Toyota and Suzuki have much in common. For one, the two automakers are headed by the direct heirs to the founders. The companies also share the same roots in western Shizuoka Prefecture in central Japan. Those within Toyota and Suzuki’s circles thought it would be natural if they tied the knot.
It is believed that Osamu Suzuki made a number of closed-door approaches to Toyota. However, the fear of being dominated by a partner loomed strongly.
“Compared to Toyota, our scale is overwhelmingly small,” said a Suzuki executive. “If you take away India [Suzuki’s largest market] we would be subordinate in every way.”
Past experience only added to those doubts. There was the acrimonious partnership with Germany’s Volkswagen that was announced in 2009, and from which Suzuki wanted out in 2011. The two finally dissolved their relationship in 2015.
Unlike General Motors, who had been Suzuki’s business partner for more than two decades, “VW came to take control,” said a Suzuki executive. The divergent opinions on the operational fronts and different management perspective drove the Japanese automaker away.
This time around, special circumstances have contributed to Suzuki’s decision to receive the capital infusion from Toyota. This year, the company announced recalls of about 2 million vehicles due to faulty inspections.
Suzuki is investing roughly 100 billion yen over the next five years to completely overhaul its vehicle inspection infrastructure, which was wracked with issues such as the use of unlicensed auditors.

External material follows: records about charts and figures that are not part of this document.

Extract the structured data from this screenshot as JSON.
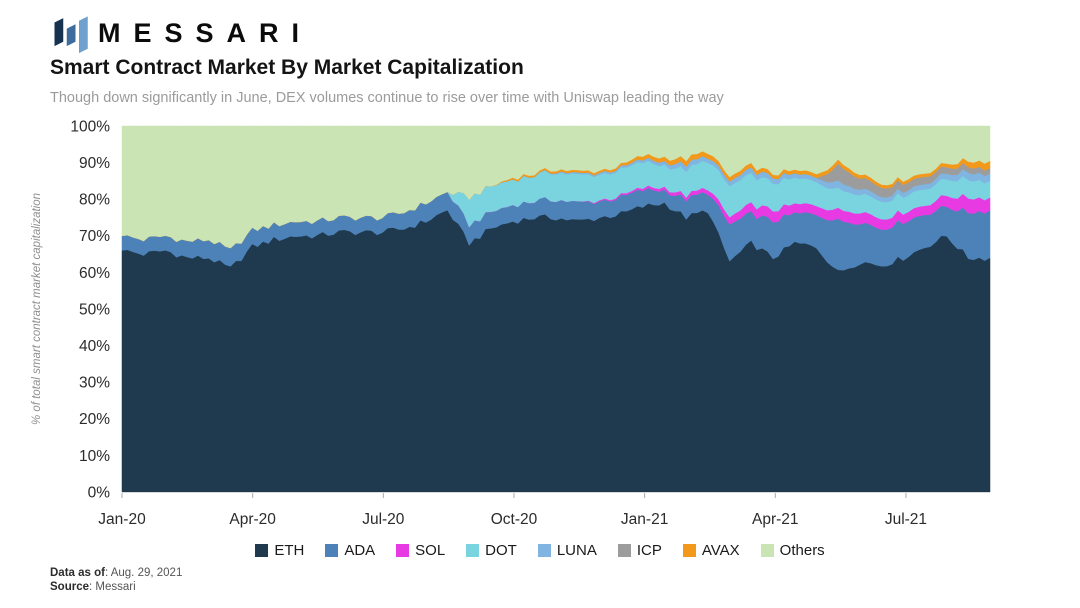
{
  "header": {
    "brand": "MESSARI",
    "title": "Smart Contract Market By Market Capitalization",
    "subtitle": "Though down significantly in June, DEX volumes continue to rise over time with Uniswap leading the way"
  },
  "logo_colors": [
    "#16324F",
    "#3E6C9E",
    "#6FA0CE"
  ],
  "footer": {
    "data_as_of_label": "Data as of",
    "data_as_of_value": ": Aug. 29, 2021",
    "source_label": "Source",
    "source_value": ": Messari"
  },
  "chart_data": {
    "type": "area",
    "stacked": true,
    "title": "Smart Contract Market By Market Capitalization",
    "ylabel": "% of total smart contract market capitalization",
    "ylim": [
      0,
      100
    ],
    "grid": false,
    "legend_position": "bottom",
    "ytick_values": [
      0,
      10,
      20,
      30,
      40,
      50,
      60,
      70,
      80,
      90,
      100
    ],
    "ytick_labels": [
      "0%",
      "10%",
      "20%",
      "30%",
      "40%",
      "50%",
      "60%",
      "70%",
      "80%",
      "90%",
      "100%"
    ],
    "x_span_months": 19.93,
    "x_start": "Jan-20",
    "x_end": "Aug-21",
    "xticks": [
      {
        "label": "Jan-20",
        "month": 0
      },
      {
        "label": "Apr-20",
        "month": 3
      },
      {
        "label": "Jul-20",
        "month": 6
      },
      {
        "label": "Oct-20",
        "month": 9
      },
      {
        "label": "Jan-21",
        "month": 12
      },
      {
        "label": "Apr-21",
        "month": 15
      },
      {
        "label": "Jul-21",
        "month": 18
      }
    ],
    "sample_interval": "half-month",
    "series": [
      {
        "name": "ETH",
        "color": "#1F394F",
        "values": [
          66,
          65,
          66,
          64,
          64,
          61,
          67,
          69,
          70,
          70,
          71,
          71,
          71,
          72,
          74,
          77,
          68,
          72,
          74,
          75,
          75,
          74,
          75,
          76,
          78,
          79,
          75,
          77,
          63,
          68,
          64,
          68,
          67,
          60,
          63,
          62,
          64,
          67,
          70,
          64,
          64
        ]
      },
      {
        "name": "ADA",
        "color": "#4D82B8",
        "values": [
          4,
          4,
          4,
          4.5,
          5,
          5,
          4.5,
          4,
          4,
          4,
          4,
          4,
          4,
          4.5,
          5,
          5,
          5,
          4.5,
          4.5,
          4.5,
          5,
          5,
          4.5,
          4.5,
          4.5,
          3.5,
          5,
          5,
          10,
          8,
          10,
          8,
          9,
          14,
          11,
          10,
          10,
          9,
          8,
          12.5,
          13
        ]
      },
      {
        "name": "SOL",
        "color": "#E83AE3",
        "values": [
          0,
          0,
          0,
          0,
          0,
          0,
          0,
          0,
          0,
          0,
          0,
          0,
          0,
          0,
          0,
          0,
          0,
          0,
          0,
          0,
          0,
          0,
          0.3,
          0.4,
          0.6,
          0.8,
          1,
          1.2,
          2,
          2.5,
          3,
          2.5,
          2.5,
          3,
          3,
          2.8,
          2.6,
          2.5,
          3,
          4,
          3.5
        ]
      },
      {
        "name": "DOT",
        "color": "#7AD4DF",
        "values": [
          0,
          0,
          0,
          0,
          0,
          0,
          0,
          0,
          0,
          0,
          0,
          0,
          0,
          0,
          0,
          0,
          7.5,
          7,
          7,
          7,
          7.5,
          7.5,
          7,
          7,
          7,
          6,
          7,
          7.5,
          8.5,
          8,
          7.5,
          7,
          6.5,
          5.5,
          5,
          4.8,
          4.6,
          4.5,
          4.5,
          5,
          4.5
        ]
      },
      {
        "name": "LUNA",
        "color": "#7FB5E0",
        "values": [
          0,
          0,
          0,
          0,
          0,
          0,
          0,
          0,
          0,
          0,
          0,
          0,
          0,
          0,
          0,
          0,
          0,
          0,
          0,
          0,
          0.3,
          0.4,
          0.5,
          0.6,
          0.8,
          1,
          1.5,
          1.2,
          1.3,
          1.5,
          1.5,
          1.2,
          1.2,
          2,
          1.5,
          1.3,
          1.3,
          1.4,
          1.5,
          2,
          2
        ]
      },
      {
        "name": "ICP",
        "color": "#9C9C9C",
        "values": [
          0,
          0,
          0,
          0,
          0,
          0,
          0,
          0,
          0,
          0,
          0,
          0,
          0,
          0,
          0,
          0,
          0,
          0,
          0,
          0,
          0,
          0,
          0,
          0,
          0,
          0,
          0,
          0,
          0,
          0,
          0,
          0,
          0,
          4.5,
          3,
          2.5,
          2.2,
          2,
          1.8,
          1.6,
          1.5
        ]
      },
      {
        "name": "AVAX",
        "color": "#F2991B",
        "values": [
          0,
          0,
          0,
          0,
          0,
          0,
          0,
          0,
          0,
          0,
          0,
          0,
          0,
          0,
          0,
          0,
          0,
          0,
          0.5,
          0.5,
          0.6,
          0.6,
          0.6,
          0.7,
          1,
          1.2,
          1.5,
          1.3,
          1.2,
          1.2,
          1,
          1,
          1,
          1.2,
          1,
          0.9,
          0.9,
          0.9,
          1,
          1.5,
          2
        ]
      },
      {
        "name": "Others",
        "color": "#CBE4B4",
        "values": [
          30,
          31,
          30,
          31.5,
          31,
          34,
          28.5,
          27,
          26,
          26,
          25,
          25,
          25,
          23.5,
          21,
          18,
          19.5,
          16.5,
          14,
          13,
          11.6,
          12.5,
          12.1,
          10.8,
          8.1,
          8.5,
          9,
          6.8,
          14,
          10.8,
          13,
          12.3,
          12.8,
          9.8,
          12.5,
          15.7,
          14.4,
          12.7,
          10.2,
          9.4,
          9.5
        ]
      }
    ]
  }
}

This spending conflicts with other funding priorities. “The preparations to deal with next generation technology are not in place at all,” said a Suzuki executive. The capital alliance with Toyota also opens up the possibility of sharing the costs of developing key technologies.
Osamu Suzuki told reporters Wednesday that he felt regret for staying on the job even after reports of the compliance scandals surfaced. The 89-year-old believes strongly in seeing business leadership transition to the next generation. It appears the capital tie-up is the very reason the patriarch has stuck around for this long.
Suzuki has taken steps to increase efficiency, such as withdrawing from U.S. and Chinese markets, where it was less competitive. But it still faced a difficult road ahead on its own.
Mid-size automaker Mazda’s 2017 capital partnership with Toyota proved a turning point for the better, and Suzuki appears to hope for a similar boost from deeper ties with Japan’s largest car company.
Suzuki had capital ties with General Motors and Volkswagen, but the Japanese company has said it was forced into these relationships, and dissolving the tie-up with Volkswagen after a falling-out over strategy entailed an international arbitration case that cost Suzuki valuable time.
Asked about the new cross-shareholding relationship with Toyota, Osamu Suzuki described the ratio as “a comfortable level.”
“We decided to accept an investment of up to 5% on the understanding that this is a friendly holding,” he told Nikkei.
This suggests the bond with Toyota differs from past failed relationships because it springs from an existing partnership. “With this once-in-a-century sea change we’re facing, we felt that forming a capital relationship was right,” the chairman said.